(Note: This post was actually published on July 16, 2013. I’m placing it here for purposes of searchability.)
I have always had a tendency to kind of live in my head, ever since I can remember. In fact, when I was a child, the life in my head felt far more real to me than anything going on in the physical world around me. The messages at church gave me no reason to think there was anything wrong with that–in fact I was encouraged to scorn this life as I prepared for the afterlife.
I’ve often felt like a whirlwind of mess and chaos, too caught up in my internal world to pay attention to my immediate environment until it was impossible to navigate without knocking something over.
You might say I’m no’t very grounded.
I struggle with being present in my day to day. My tendency to live in my head hasn’t disappeared as I’ve gotten older, and I’m not always so great at taking care of everyday business like cleaning up after myself and balancing my checkbook and making meals.
But I’m trying to find balance. I’m trying to make my life a good one, so I won’t want to withdraw into the world in my head. And I’m trying to be practical when I need to.
In the The Path of Druidry, there’s a lot of discussion about making one’s life and physical space conducive to Druid study and practice. The author talks about “getting clear”–creating more order, knowing when to let go of superfluous possessions, making room in one’s schedule. She also talks about how a good Druid is effective in the physical world as much as in the spirit world–mentioning that one’s Druid studies shouldn’t interfere with employment or important personal relationships.
I really like this about Druidry.
I think all those practical, mundane skills are the heart and soul of being grounded. When I am grounded, I am fully inhabiting my body, and I’m present in my surroundings. The more grounded I am, the easier it is to take care of the common tasks we all need to perform.
I used to see being grounded as sort of the opposite of being spiritual, but I’m realizing that the two aren’t mutually exclusive. In fact, being grounded seems to make for better spirituality in the long run.
Consider scheduling. When I’m paying attention to the details of my life, I can do a better job with planning. And much as I love the idea of spontaneous experience, when I have a full time job and a girlfriend and kittens and writing and trying to see my friends and maybe also eat and sleep? I need to set aside time to meditate and spend time in nature. I need to plan new and full moon observances and any other holy days I want to celebrate. If I don’t schedule time for these things, they won’t happen–as I discover every time I get spacey and stop using my time with intention. Even getting in a short walk every day, time to be with the trees for 20 minutes, isn’t going to happen if I don’t plan ahead.
At home, when my environment is reasonably clean and organized, it feels great. I’m never going to be excessively neat. But I’m learning that nothing changes the energy of my personal space more than tidying up. All the sage in the world isn’t going to make a messy, cluttered, dirty space feel good to me.

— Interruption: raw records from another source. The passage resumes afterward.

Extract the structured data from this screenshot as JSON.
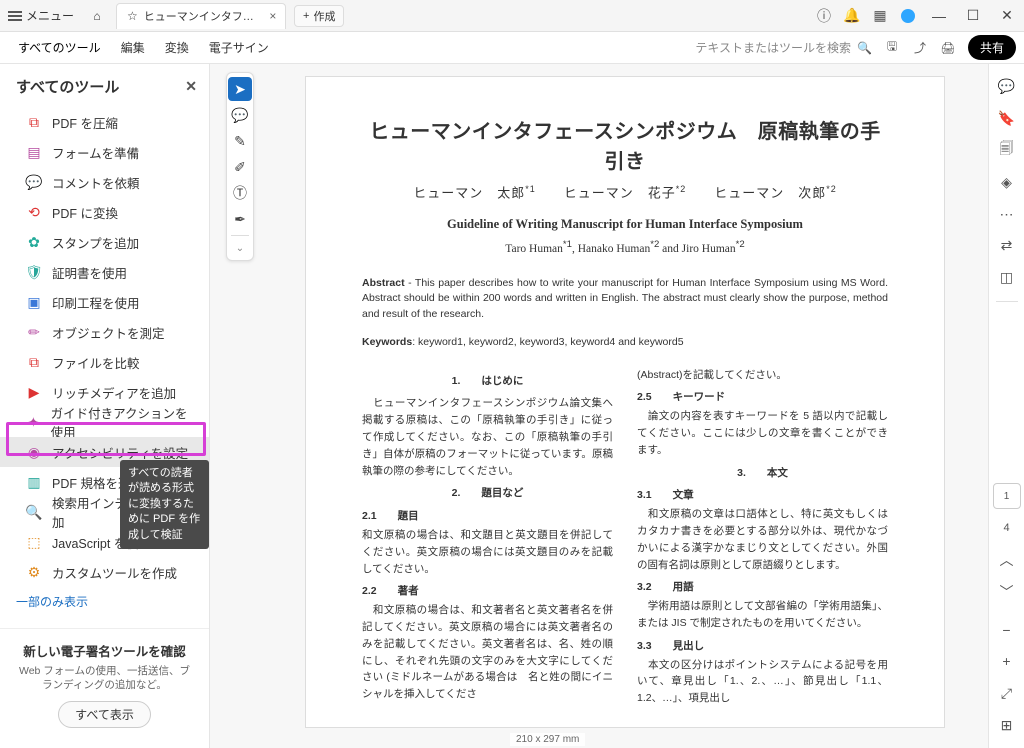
{
  "titlebar": {
    "menu": "メニュー",
    "tab_title": "ヒューマンインタフェースシ…",
    "new_tab": "作成"
  },
  "toolbar": {
    "tabs": [
      "すべてのツール",
      "編集",
      "変換",
      "電子サイン"
    ],
    "search_placeholder": "テキストまたはツールを検索",
    "share": "共有"
  },
  "sidebar": {
    "title": "すべてのツール",
    "items": [
      "PDF を圧縮",
      "フォームを準備",
      "コメントを依頼",
      "PDF に変換",
      "スタンプを追加",
      "証明書を使用",
      "印刷工程を使用",
      "オブジェクトを測定",
      "ファイルを比較",
      "リッチメディアを追加",
      "ガイド付きアクションを使用",
      "アクセシビリティを設定",
      "PDF 規格を適用",
      "検索用インデックスを追加",
      "JavaScript を使用",
      "カスタムツールを作成"
    ],
    "tooltip": "すべての読者が読める形式に変換するために PDF を作成して検証",
    "link": "一部のみ表示",
    "footer": {
      "heading": "新しい電子署名ツールを確認",
      "desc": "Web フォームの使用、一括送信、ブランディングの追加など。",
      "button": "すべて表示"
    }
  },
  "doc": {
    "title_jp": "ヒューマンインタフェースシンポジウム　原稿執筆の手引き",
    "authors_jp_html": "ヒューマン　太郎<sup>*1</sup>　　ヒューマン　花子<sup>*2</sup>　　ヒューマン　次郎<sup>*2</sup>",
    "title_en": "Guideline of Writing Manuscript for Human Interface Symposium",
    "authors_en_html": "Taro Human<sup>*1</sup>, Hanako Human<sup>*2</sup> and Jiro Human<sup>*2</sup>",
    "abstract": "Abstract - This paper describes how to write your manuscript for Human Interface Symposium using MS Word. Abstract should be within 200 words and written in English. The abstract must clearly show the purpose, method and result of the research.",
    "keywords": "Keywords: keyword1, keyword2, keyword3, keyword4 and keyword5",
    "left_col": {
      "s1_head": "1.　　はじめに",
      "s1_body": "　ヒューマンインタフェースシンポジウム論文集へ掲載する原稿は、この「原稿執筆の手引き」に従って作成してください。なお、この「原稿執筆の手引き」自体が原稿のフォーマットに従っています。原稿執筆の際の参考にしてください。",
      "s2_head": "2.　　題目など",
      "s21_head": "2.1　　題目",
      "s21_body": "和文原稿の場合は、和文題目と英文題目を併記してください。英文原稿の場合には英文題目のみを記載してください。",
      "s22_head": "2.2　　著者",
      "s22_body": "　和文原稿の場合は、和文著者名と英文著者名を併記してください。英文原稿の場合には英文著者名のみを記載してください。英文著者名は、名、姓の順にし、それぞれ先頭の文字のみを大文字にしてください (ミドルネームがある場合は　名と姓の間にイニシャルを挿入してくださ"
    },
    "right_col": {
      "abs_note": "(Abstract)を記載してください。",
      "s25_head": "2.5　　キーワード",
      "s25_body": "　論文の内容を表すキーワードを 5 語以内で記載してください。ここには少しの文章を書くことができます。",
      "s3_head": "3.　　本文",
      "s31_head": "3.1　　文章",
      "s31_body": "　和文原稿の文章は口語体とし、特に英文もしくはカタカナ書きを必要とする部分以外は、現代かなづかいによる漢字かなまじり文としてください。外国の固有名詞は原則として原語綴りとします。",
      "s32_head": "3.2　　用語",
      "s32_body": "　学術用語は原則として文部省編の「学術用語集」、または JIS で制定されたものを用いてください。",
      "s33_head": "3.3　　見出し",
      "s33_body": "　本文の区分けはポイントシステムによる記号を用いて、章見出し「1.、2.、…」、節見出し「1.1、1.2、…」、項見出し"
    },
    "page_size": "210 x 297 mm"
  },
  "right_rail": {
    "page_current": "1",
    "page_count": "4"
  }
}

And when I’ve got my lunch packed for work tomorrow and clean clothes, it’s easier to focus–whether it’s on writing, or meditation or ceremony. Not only is the energy nicer when the space is clear, but I’m also not going to be distracted by thinking about my unfinished business. And I don’t want to do ceremony in the nude under any circumstances, but especially not because I failed to do my laundry.
I’m not perfect at any of this. Okay, I’m not even very good at it. But I’m only beginning to appreciate the idea of being really grounded and really good at everyday life. I imagine it’s a skill set one can acquire like any other. And since I’m intelligent and allegedly grown-up, I should be able to manage it. Right?